Wednesday, November 16, 2016

Ride-Sharing For Pilots Is No Flight Of Fancy

A Supreme Court decision to review Flytenow v. FAA could make airplane flight-sharing an option for Americans.


By Jonathan Riches and Thomas P. Gross
The Wall Street Journal
November 16, 2016

From Uber to Airbnb, the “sharing economy” is revolutionizing industries by letting companies connect directly with consumers. If the Supreme Court decides to review Flytenow v. FAA, Americans could benefit from cost-sharing in the airline industry.

In late 2014 the Federal Aviation Administration banned private pilots from communicating travel plans and sharing flight expenses over the internet. That order shut down Flytenow, a startup that connected pilots and cost-sharing passengers online.
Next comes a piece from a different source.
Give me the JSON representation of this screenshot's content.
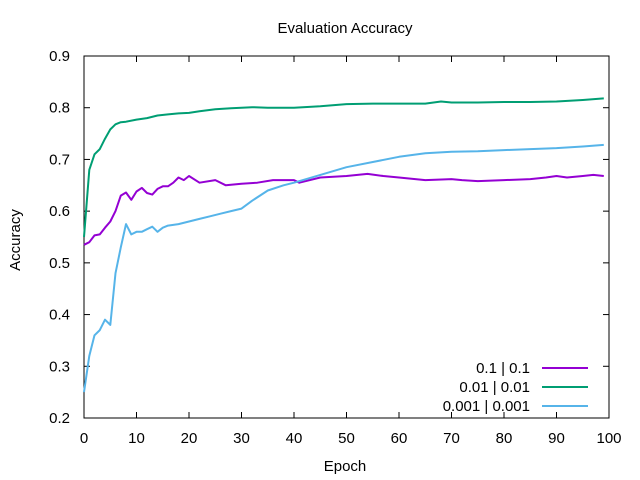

Around the same time, the European Aviation Safety Agency found compelling reasons to allow the very same cost-sharing operations in Europe. On Aug. 26, the agency authorized cost-sharing for general aviation flights in 32 countries. At least two companies similar to Flytenow, called Wingly and Off We Fly, now operate in the European Union.

In American aviation, cost-sharing isn’t a new thing. For over 50 years the FAA has allowed pilots and passengers to communicate about cost-sharing via email and phone as well as by posting notices on airport bulletin boards.

With seed money from Silicon Valley, Flytenow brought that practice into the digital age. And it was working until the FAA shut down the startup. The agency claimed that if a private pilot flying a four-passenger airplane used Flytenow to communicate travel plans and find people to share his expenses, that pilot should be regulated as a commercial flight operation.

Yet the FAA ignored a key difference between commercial and general aviation: Commercial pilots provide services to the public for profit; Flytenow pilots merely share expenses. By regulation, flight-sharing pilots must pay at least a pro rata share of flight expenses, so they can never earn a profit. The FAA’s conclusion also missed that pilots have a First Amendment right to communicate their noncommercial travel plans with others, even over the internet.

The FAA’s job is to ensure safety. Yet its rationale for deeming Flytenow dangerous is based on pre-internet policies. Web-based flight-sharing arrangements, where pilots are screened, and their experience and credentials are displayed for potential passengers, are actually safer than simply posting flight times on an airport bulletin board.

The Goldwater Institute challenged the FAA’s legal interpretation on behalf of Flytenow and the Supreme Court is expected to decide within the next few weeks whether to review the case. Meanwhile, the House Transportation and Infrastructure Committee has passed an amendment to its FAA reauthorization bill that would authorize web-facilitated flight sharing.

The Flytenow case presents an opportunity for the Supreme Court and Congress to say consumers and service providers should be free to choose which innovations work for them. If Europe can ensure the safety of these tech innovations, then so can the U.S.